4.3.0
This release brings some important bug fixes, especially around table migrations. Table migrations are an important feature of RDB Loader: if you update an Iglu schema (e.g. from version 1-0-0
to 1-0-1
) then the loader automatically alters the target table to accommodate the newer events. However, we discovered a number of edge cases where migrations did not work as expected.
Redshift loader: Fix to alter max length of text fields
This bug could affect your pipeline if you load into Redshift with RDB Loader. The bug was introduced in version 3.0.0 and does not affect older versions.
If you update an Iglu schema by raising the maxLength
setting for a string field, then RDB Loader should respond by altering the table e.g. from VARCHAR(10)
to VARCHAR(20)
. Because of this bug, RDB Loader did not attempt to alter the column length; it would instead attempt to load the newer events into the table without running the migrations. You might be affected by this bug if you have recently updated an Iglu schema by raising the max length of a field. If you think you have been affected by this bug, we suggest you check your entity tables and manually alter the table if needed:
ALTER TABLE <SHREDDED_TABLE_NAME> ALTER COLUMN <EXTENDED_COLUMN> TYPE VARCHAR(<NEW_SIZE>);
The bug is fixed in this new 4.3.0 release. Once you upgrade to 4.3.0, RDB Loader will be prepared to correctly migrate your table in response to future field length changes.

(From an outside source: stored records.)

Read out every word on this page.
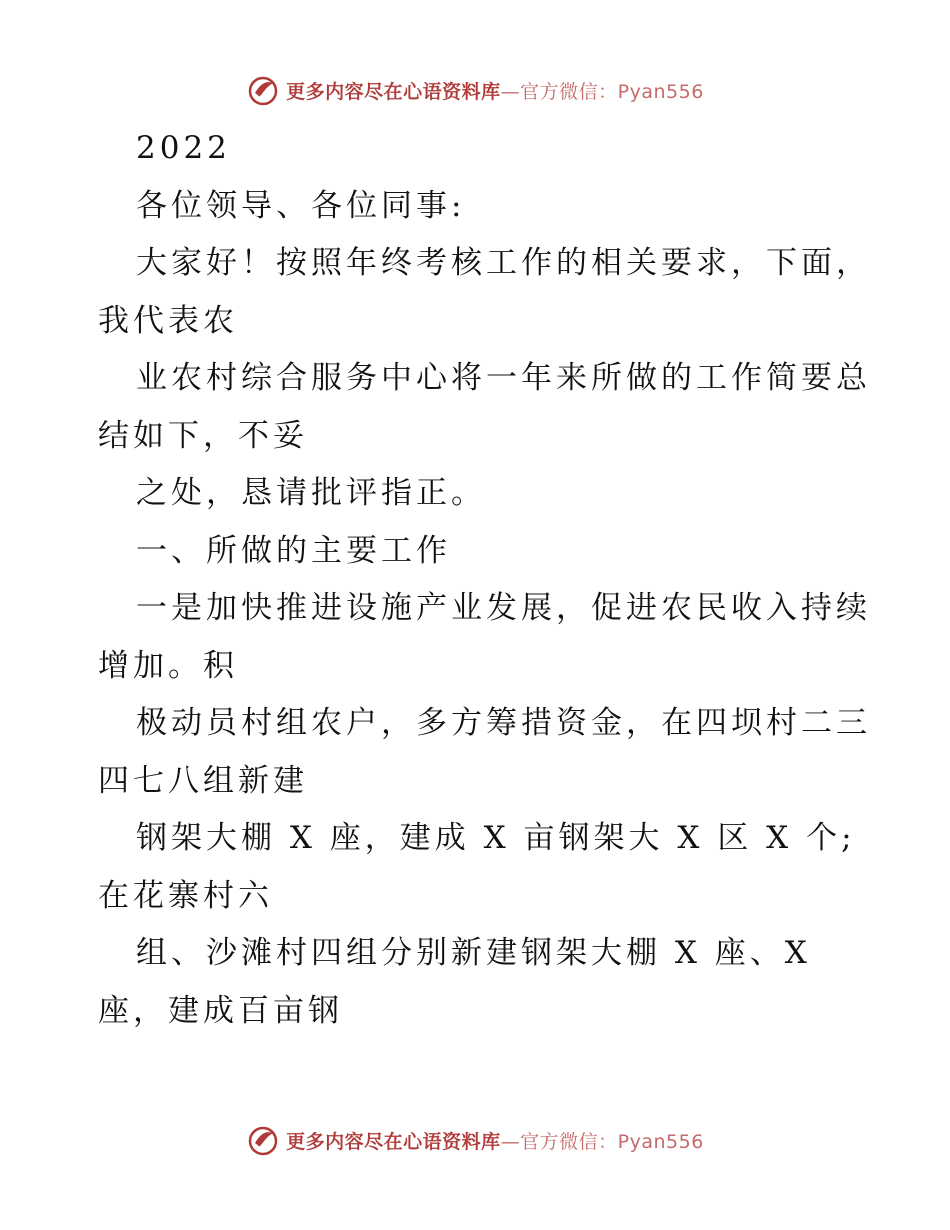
更多内容尽在心语资料库—官方微信：Pyan556
2022
各位领导、各位同事:
大家好！按照年终考核工作的相关要求，下面，
我代表农
业农村综合服务中心将一年来所做的工作简要总
结如下，不妥
之处，恳请批评指正。
一、所做的主要工作
一是加快推进设施产业发展，促进农民收入持续
增加。积
极动员村组农户，多方筹措资金，在四坝村二三
四七八组新建
钢架大棚 X 座，建成 X 亩钢架大 X 区 X 个;
在花寨村六
组、沙滩村四组分别新建钢架大棚 X 座、X
座，建成百亩钢
更多内容尽在心语资料库—官方微信：Pyan556
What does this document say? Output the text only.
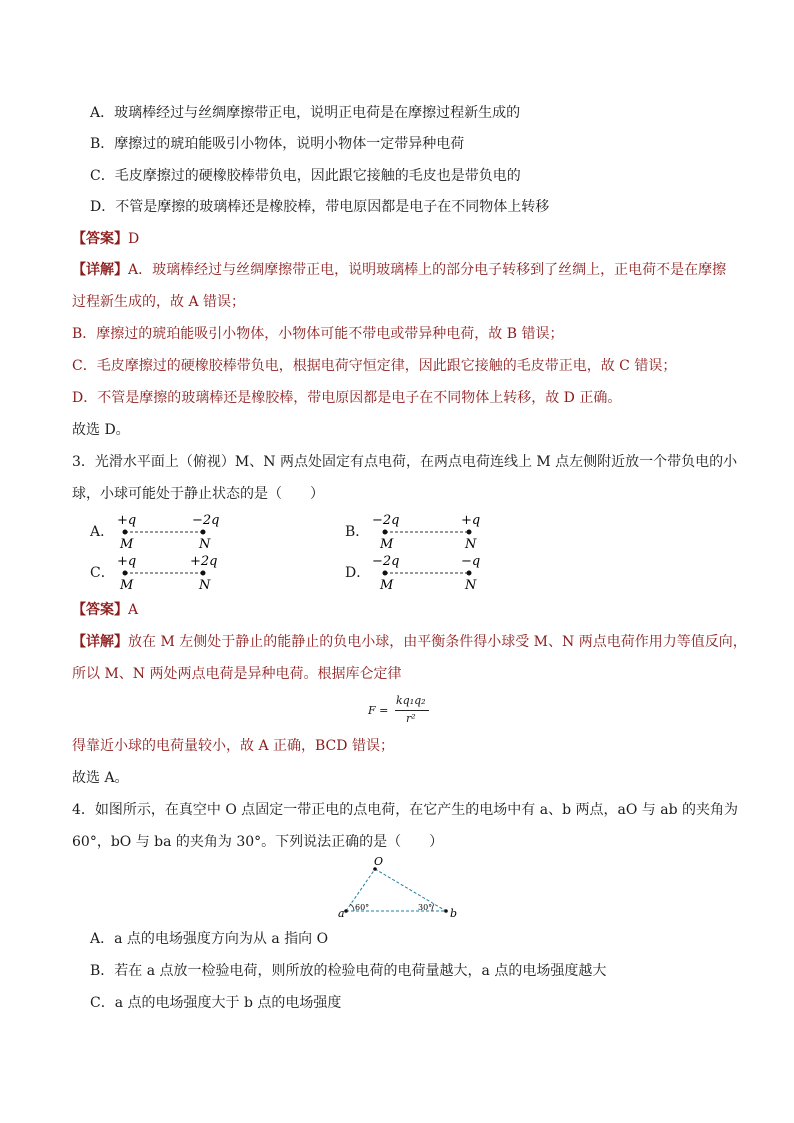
A．玻璃棒经过与丝绸摩擦带正电，说明正电荷是在摩擦过程新生成的
B．摩擦过的琥珀能吸引小物体，说明小物体一定带异种电荷
C．毛皮摩擦过的硬橡胶棒带负电，因此跟它接触的毛皮也是带负电的
D．不管是摩擦的玻璃棒还是橡胶棒，带电原因都是电子在不同物体上转移
【答案】D
【详解】A．玻璃棒经过与丝绸摩擦带正电，说明玻璃棒上的部分电子转移到了丝绸上，正电荷不是在摩擦
过程新生成的，故 A 错误；
B．摩擦过的琥珀能吸引小物体，小物体可能不带电或带异种电荷，故 B 错误；
C．毛皮摩擦过的硬橡胶棒带负电，根据电荷守恒定律，因此跟它接触的毛皮带正电，故 C 错误；
D．不管是摩擦的玻璃棒还是橡胶棒，带电原因都是电子在不同物体上转移，故 D 正确。
故选 D。
3．光滑水平面上（俯视）M、N 两点处固定有点电荷，在两点电荷连线上 M 点左侧附近放一个带负电的小
球，小球可能处于静止状态的是（　　）
A．
+q	−2q
M	N
B．
−2q	+q
M	N
C．
+q	+2q
M	N
D．
−2q	−q
M	N
【答案】A
【详解】放在 M 左侧处于静止的能静止的负电小球，由平衡条件得小球受 M、N 两点电荷作用力等值反向，
所以 M、N 两处两点电荷是异种电荷。根据库仑定律
F =
kq₁q₂
r²
得靠近小球的电荷量较小，故 A 正确，BCD 错误；
故选 A。
4．如图所示，在真空中 O 点固定一带正电的点电荷，在它产生的电场中有 a、b 两点，aO 与 ab 的夹角为
60°，bO 与 ba 的夹角为 30°。下列说法正确的是（　　）
O
a	b
60°	30°
A．a 点的电场强度方向为从 a 指向 O
B．若在 a 点放一检验电荷，则所放的检验电荷的电荷量越大，a 点的电场强度越大
C．a 点的电场强度大于 b 点的电场强度
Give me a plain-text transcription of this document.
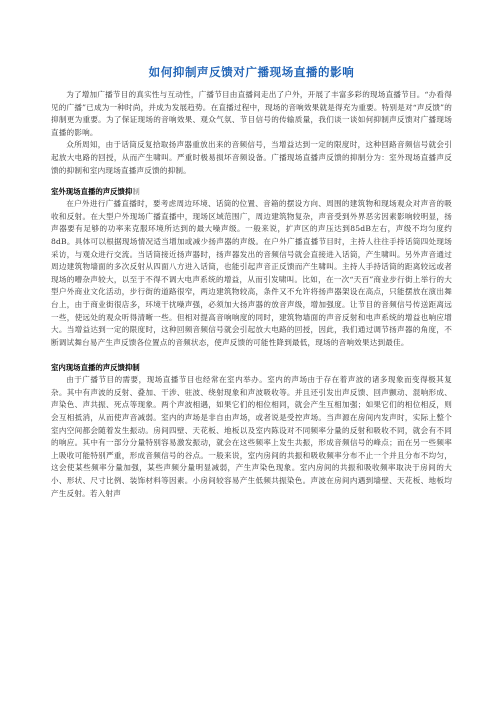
如何抑制声反馈对广播现场直播的影响

为了增加广播节目的真实性与互动性，广播节目由直播间走出了户外，开展了丰富多彩的现场直播节目。“办看得见的广播”已成为一种时尚，并成为发展趋势。在直播过程中，现场的音响效果就是得充为重要。特别是对“声反馈”的抑制更为重要。为了保证现场的音响效果、观众气氛、节目信号的传输质量，我们谈一谈如何抑制声反馈对广播现场直播的影响。

众所周知，由于话筒反复拾取扬声器重放出来的音频信号，当增益达到一定的限度时，这种回路音频信号就会引起放大电路的回授，从而产生啸叫。严重时极易损坏音频设备。广播现场直播声反馈的抑制分为：室外现场直播声反馈的抑制和室内现场直播声反馈的抑制。

室外现场直播的声反馈抑制

在户外进行广播直播时，要考虑周边环境、话筒的位置、音箱的摆设方向、周围的建筑物和现场观众对声音的吸收和反射。在大型户外现场广播直播中，现场区域范围广，周边建筑物复杂，声音受到外界恶劣因素影响较明显，扬声器要有足够的功率来克服环境所达到的最大噪声级。一般来说，扩声区的声压达到85dB左右，声级不均匀度约8dB。具体可以根据现场情况适当增加或减少扬声器的声级。在户外广播直播节目时，主持人往往手持话筒四处现场采访，与观众进行交流。当话筒接近扬声器时，扬声器发出的音频信号就会直接进入话筒，产生啸叫。另外声音通过周边建筑物墙面的多次反射从四面八方进入话筒，也能引起声音正反馈而产生啸叫。主持人手持话筒的距离较远或者现场的嘈杂声较大，以至于不得不调大电声系统的增益，从而引发啸叫。比如，在一次“天百”商业步行街上举行的大型户外商业文化活动，步行街的道路很窄，两边建筑物较高，条件又不允许将扬声器架设在高点，只能摆放在演出舞台上，由于商业街很店多，环境干扰噪声强，必须加大扬声器的放音声级，增加强度。让节目的音频信号传送距离远一些，使远处的观众听得清晰一些。但相对提高音响响度的同时，建筑物墙面的声音反射和电声系统的增益也响应增大。当增益达到一定的限度时，这种回频音频信号就会引起放大电路的回授，因此，我们通过调节扬声器的角度，不断调试舞台易产生声反馈各位置点的音频状态，使声反馈的可能性降到最低，现场的音响效果达到最佳。

室内现场直播的声反馈抑制

由于广播节目的需要，现场直播节目也经常在室内举办。室内的声场由于存在着声波的诸多现象而变得极其复杂。其中有声波的反射、叠加、干涉、驻波、绕射现象和声波吸收等。并且还引发出声反馈、回声颤动、混响形成、声染色、声共振、死点等现象。两个声波相遇，如果它们的相位相同，就会产生互相加强；如果它们的相位相反，则会互相抵消，从而使声音减弱。室内的声场是非自由声场，或者说是受控声场。当声源在房间内发声时，实际上整个室内空间都会随着发生振动。房间四壁、天花板、地板以及室内陈设对不同频率分量的反射和吸收不同，就会有不同的响应。其中有一部分分量特别容易激发振动，就会在这些频率上发生共振，形成音频信号的峰点；而在另一些频率上吸收可能特别严重，形成音频信号的谷点。一般来说，室内房间的共振和吸收频率分布不止一个并且分布不均匀，这会使某些频率分量加强，某些声频分量明显减弱，产生声染色现象。室内房间的共振和吸收频率取决于房间的大小、形状、尺寸比例、装饰材料等因素。小房间较容易产生低频共振染色。声波在房间内遇到墙壁、天花板、地板均产生反射。若入射声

Redshift loader: Fix to recover from failed migrations
This bug could affect your pipeline if you load into Redshift with RDB Loader. The bug was introduced in version 1.2.0.
If a table migration is immediately followed by a batch which cannot be loaded for any reason, then a table could be left in an inconsistent state where a migration was partially applied. If this ever happened, then RDB Loader could get stuck on successive loads with error messages like:
Invalid operation: cannot alter column “CCCCCCC” of relation “XXXXXXX", target column size should be different; - SqlState: 0A000
With this new 4.3.0 release, the inconsistent state is still reachable (due to Redshift limitations), but the loader is robust to recover from it.
Redshift loader: Fix migrations for batches with multiple versions of the same schema
This bug could affect your pipeline if you load into Redshift with RDB Loader. The bug was introduced in version 1.3.0.
It is possible and completely allowed for a batch of events to contain multiple versions of the same schema, e.g. both 1-0-0
and 1-0-1
. However, because of this bug, the loader was in danger of trying to perform table migrations twice. This could result in an error message like (same error as in previous case):
Invalid operation: cannot alter column “CCCCCCC” of relation “XXXXXXX", target column size should be different; - SqlState: 0A000
or following one depending on schema migration.
Invalid operation: cannot add column “CCCCCCC” of relation “XXXXXXX", already exists; - SqlState: 0A000
This is fixed in the 4.3.0 release, and now the loader will not enter this failure state if a batch contains multiple versions of the same schema.
Snowflake loader: Configure folder monitoring without a stage, while doing loading with a stage
This is a new feature you can benefit from if you load into Snowflake with RDB Loader. The Snowflake loader allows two alternative methods for authentication between the warehouse and the S3 bucket: either using Snowflake storage integration, or using temporary credentials generated with AWS STS. Previously, you were forced to pick the same method for loading events and for folder monitoring. With this change, it is possible to use the storage integration for loading events, but temporary credentials for folder monitoring. This is beneficial if you want the faster load times from using a storage integration, but do not want to go through the overhead of setting up a storage integration just for folder monitoring.
Take a look at the github issue for more details on the different ways to configure the loader to use the different authentication methods.
Snowflake and Databricks loaders: Fix inserting timestamps with wrong timezone to manifest table
This is a low-impact bug that is not expected to have any detrimental effect on loading. It could affect your pipeline if you load into Snowflake or Databricks, and if your warehouse is set to have a non-UTC timezone by default.
This bug affects the manifest table, which is the table the loader uses to track which batches have been loaded already. Because of this bug, timestamps in the manifest table were stored using the default timezone of the warehouse, not UTC. This bug could only affect you in the unlikely case you use the manifest table for some other purpose.
Starting from this version 4.3.0 release, we now take care to insert timestamps with the UTC timezone.
Upgrading to 4.3.0
If you are already using a recent version of RDB Loader (3.0.0 or higher) then upgrading to 4.3.0 is as simple as pulling the newest docker images. There are no changes needed to your configuration files.
docker pull snowplow/transformer-kinesis:4.3.0
docker pull snowplow/rdb-loader-redshift:4.3.0
docker pull snowplow/rdb-loader-snowflake:4.3.0
docker pull snowplow/rdb-loader-databricks:4.3.0
The Snowplow docs site has a full guide to running the RDB Loader.